Nigerian church collapses, 160 dead, says hospital director

The Reigners Bible Church International was still under construction and workers had been rushing to finish it in time for an upcoming ceremony.

NTA via REUTERS
People stand near the remains of a church which collapsed during a service in the southern city of Uyo in Akwa Ibom state, Nigeria in this still image from video December 10, 2016. Video taken December 10, 2016.

Metal girders and the roof of a crowded church collapsed onto worshippers in southern Nigeria, killing at least 160 people with the toll likely to rise, a hospital director said Sunday.

Mortuaries in the city of Uyo are overflowing from Saturday's tragedy, medical director Etete Peters of the University of Uyo Teaching Hospital told The Associated Press.

The Reigners Bible Church International was still under construction and workers had been rushing to finish it in time for Saturday's ceremony to ordain founder Akan Weeks as a bishop, congregants said.

Hundreds of people, including Akwa Ibom state Gov. Udom Emmanuel, were inside when metal girders crashed onto worshippers and the corrugated iron roof caved in, they said. Emmanuel and Weeks, who preaches that God will make his followers rich, escaped unhurt.

Screaming survivors were streaming out and there were cries from injured victims when computer program analyst Ukeme Eyibio rushed to the scene.
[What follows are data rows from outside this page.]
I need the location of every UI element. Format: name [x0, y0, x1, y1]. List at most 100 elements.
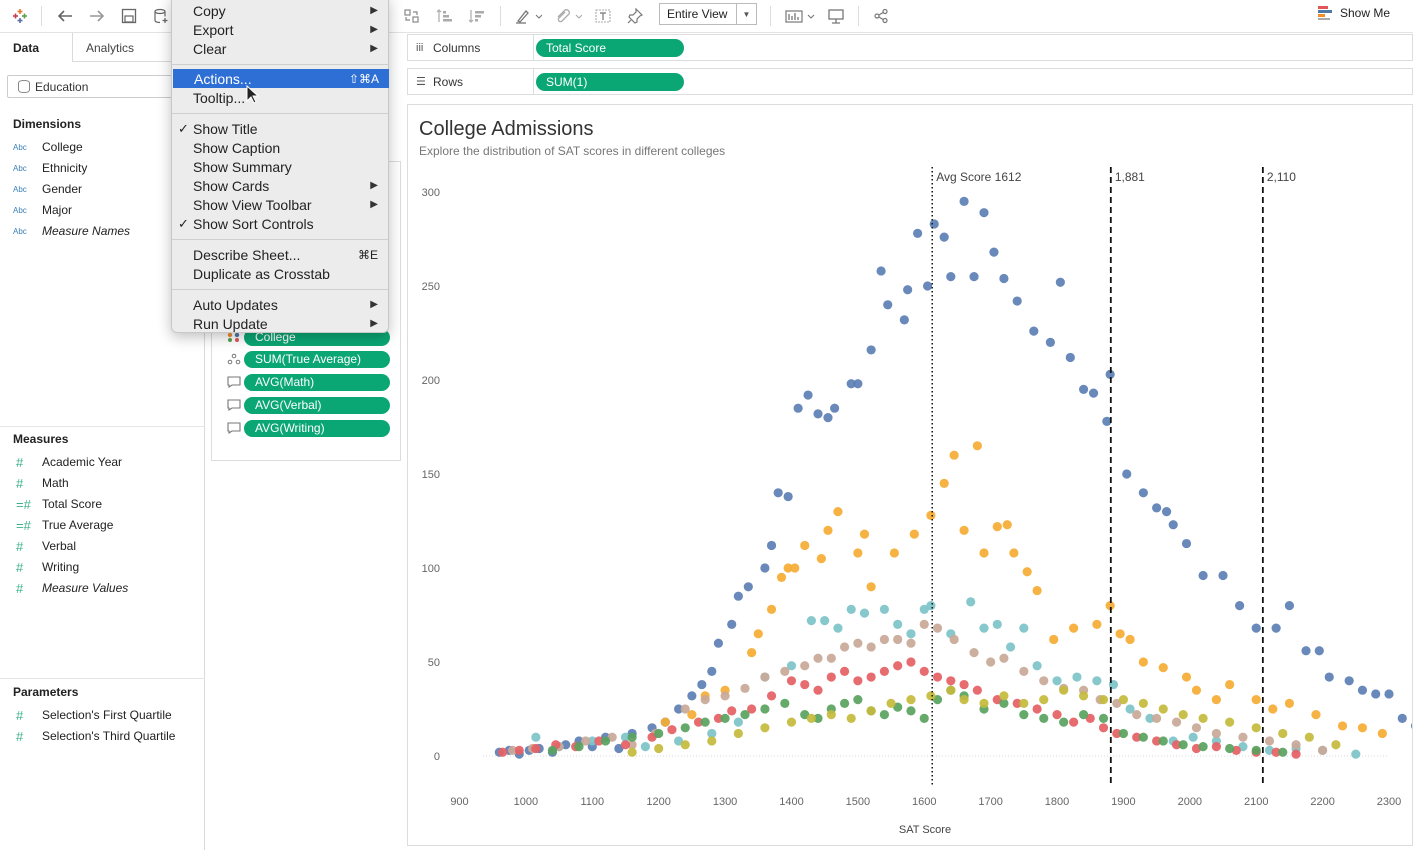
data-point[interactable] [1158, 704, 1168, 714]
data-point[interactable] [1211, 695, 1221, 705]
tooltip-icon[interactable] [224, 419, 244, 437]
data-point[interactable] [1019, 623, 1029, 633]
data-point[interactable] [919, 713, 929, 724]
data-point[interactable] [773, 488, 783, 498]
share-icon[interactable] [870, 4, 892, 28]
parameter-first-quartile[interactable]: # Selection's First Quartile [13, 706, 172, 724]
data-point[interactable] [1002, 520, 1012, 530]
data-point[interactable] [1225, 679, 1235, 690]
data-point[interactable] [680, 723, 690, 733]
data-point[interactable] [640, 742, 650, 752]
data-point[interactable] [1410, 721, 1412, 730]
field-total-score[interactable]: =# Total Score [13, 495, 102, 513]
pill-true-average[interactable]: SUM(True Average) [244, 350, 390, 368]
data-point[interactable] [620, 732, 631, 742]
field-verbal[interactable]: # Verbal [13, 537, 76, 555]
data-point[interactable] [959, 196, 969, 206]
data-point[interactable] [1331, 740, 1341, 750]
data-point[interactable] [879, 666, 890, 677]
datasource-selector[interactable]: Education [7, 75, 197, 98]
data-point[interactable] [783, 491, 793, 502]
data-point[interactable] [740, 683, 750, 693]
data-point[interactable] [830, 403, 840, 413]
field-math[interactable]: # Math [13, 474, 69, 492]
data-point[interactable] [1251, 723, 1261, 733]
data-point[interactable] [1112, 728, 1122, 739]
sort-ascending-icon[interactable] [434, 4, 456, 28]
data-point[interactable] [1019, 710, 1029, 720]
show-mark-labels-icon[interactable] [592, 4, 614, 28]
data-point[interactable] [1019, 666, 1029, 677]
data-point[interactable] [929, 219, 939, 229]
data-point[interactable] [859, 529, 870, 539]
data-point[interactable] [903, 285, 913, 295]
data-point[interactable] [1059, 685, 1069, 695]
data-point[interactable] [1009, 548, 1019, 558]
data-point[interactable] [514, 745, 524, 755]
show-cards-icon[interactable] [783, 4, 819, 28]
menu-item-clear[interactable]: Clear ▶ [172, 39, 388, 58]
data-point[interactable] [1092, 619, 1102, 630]
data-point[interactable] [793, 403, 803, 413]
data-point[interactable] [866, 345, 876, 355]
data-point[interactable] [839, 666, 850, 677]
data-point[interactable] [733, 591, 743, 601]
data-point[interactable] [979, 208, 989, 218]
data-point[interactable] [1092, 676, 1102, 686]
data-point[interactable] [1384, 689, 1394, 699]
data-point[interactable] [1191, 723, 1202, 733]
data-point[interactable] [919, 619, 929, 630]
data-point[interactable] [826, 653, 836, 663]
data-point[interactable] [1351, 749, 1361, 759]
data-point[interactable] [999, 698, 1009, 708]
data-point[interactable] [707, 666, 717, 677]
data-point[interactable] [1132, 732, 1142, 742]
data-point[interactable] [1264, 736, 1275, 746]
data-point[interactable] [1039, 695, 1049, 705]
data-point[interactable] [707, 728, 717, 739]
data-point[interactable] [839, 642, 850, 652]
tooltip-icon[interactable] [224, 396, 244, 414]
data-point[interactable] [1271, 747, 1281, 757]
data-point[interactable] [700, 717, 710, 727]
data-point[interactable] [893, 661, 903, 671]
data-point[interactable] [1168, 520, 1178, 530]
data-point[interactable] [1318, 745, 1328, 755]
data-point[interactable] [1251, 745, 1261, 755]
data-point[interactable] [1039, 713, 1049, 724]
data-point[interactable] [766, 540, 777, 551]
data-point[interactable] [889, 548, 899, 558]
data-point[interactable] [816, 554, 826, 564]
field-college[interactable]: Abc College [13, 138, 83, 156]
data-point[interactable] [1158, 736, 1168, 746]
data-point[interactable] [959, 525, 969, 535]
data-point[interactable] [1069, 623, 1079, 633]
data-point[interactable] [1198, 570, 1208, 581]
tooltip-icon[interactable] [224, 373, 244, 391]
data-point[interactable] [1049, 634, 1059, 645]
menu-item-auto-updates[interactable]: Auto Updates ▶ [172, 295, 388, 314]
data-point[interactable] [687, 710, 697, 720]
data-point[interactable] [713, 713, 724, 724]
data-point[interactable] [926, 510, 936, 520]
data-point[interactable] [1019, 698, 1029, 708]
data-point[interactable] [667, 725, 677, 735]
data-point[interactable] [700, 695, 710, 705]
data-point[interactable] [820, 616, 830, 626]
menu-item-describe-sheet[interactable]: Describe Sheet... ⌘E [172, 245, 388, 264]
data-point[interactable] [673, 704, 684, 714]
data-point[interactable] [1052, 676, 1062, 686]
data-point[interactable] [1284, 698, 1295, 708]
data-point[interactable] [906, 638, 916, 648]
data-point[interactable] [1198, 742, 1208, 752]
data-point[interactable] [1105, 369, 1115, 379]
data-point[interactable] [969, 648, 979, 658]
data-point[interactable] [813, 653, 823, 663]
data-point[interactable] [1181, 672, 1192, 682]
data-point[interactable] [806, 713, 816, 724]
menu-item-show-caption[interactable]: Show Caption [172, 138, 388, 157]
data-point[interactable] [1138, 488, 1148, 498]
field-ethnicity[interactable]: Abc Ethnicity [13, 159, 87, 177]
data-point[interactable] [747, 648, 757, 658]
data-point[interactable] [906, 657, 916, 667]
"There were trapped bodies, parts of bodies, blood all over the place and people's handbags and shoes scattered," Eyibio said in a telephone interview.

He had parked his car outside the complex to make a phone call, heard a deafening explosion he thought was a bomb only to see that the church had disappeared, he said

Eyibio and three others managed to drag 10 wounded people from an overflow area for of worshippers just outside the collapsed church but they did not enter the main structure because a construction worker among them warned of the danger of a further collapse. The worker called his boss at Julius Berger construction company, who sent a crane to help lift debris off bodies.

While they waited for the crane, Eyibio tried to help a man whose legs were trapped under a steel girder. "I rushed to my car, got out the tire jack and used that to get the beam off his legs," he said.

"We managed to get him out but we saw others dying all around us," Eyibio, 27, said. "I'm so traumatized I could not sleep last night for the horrors repeating themselves in my mind."

Many uncounted victims are in private mortuaries scattered across Uyo, youth leader Edikan Peters said. He said some people are secretly taking the bodies of relatives to their homes because mortuaries are overcrowded and some do not have refrigeration.

A crane is being used to lift debris believed to be hiding the bodies of more victims, said Peters.

Peter said he tallied 90 bodies before he was told to stop counting on Saturday night.

Journalists at the scene charge that church officials are trying to prevent them from documenting the tragedy, trying to seize cameras and forcing some to leave the area.

The governor's spokesman, Ekerete Udoh, said the state government will hold an inquiry to investigate if anyone compromised building standards. Buildings collapse often in Nigeria because of endemic corruption with contractors using sub-standard materials and bribing inspectors to ignore shoddy work or a lack of building permits.

In 2014, 116 people died when a multi-story guesthouse of the Synagogue Church of All Nations collapsed in Lagos, Nigeria's largest city. Most victims were visiting South African followers of the megachurch's influential founder T. B. Joshua.

Two structural engineers, Joshua and church trustees have been accused of criminal negligence and involuntary manslaughter after a coroner found the building collapsed from structural failures caused by design and detailing errors.

But Lagos state government efforts to bring them to court have been foiled by repeated legal challenges that have delayed a trial.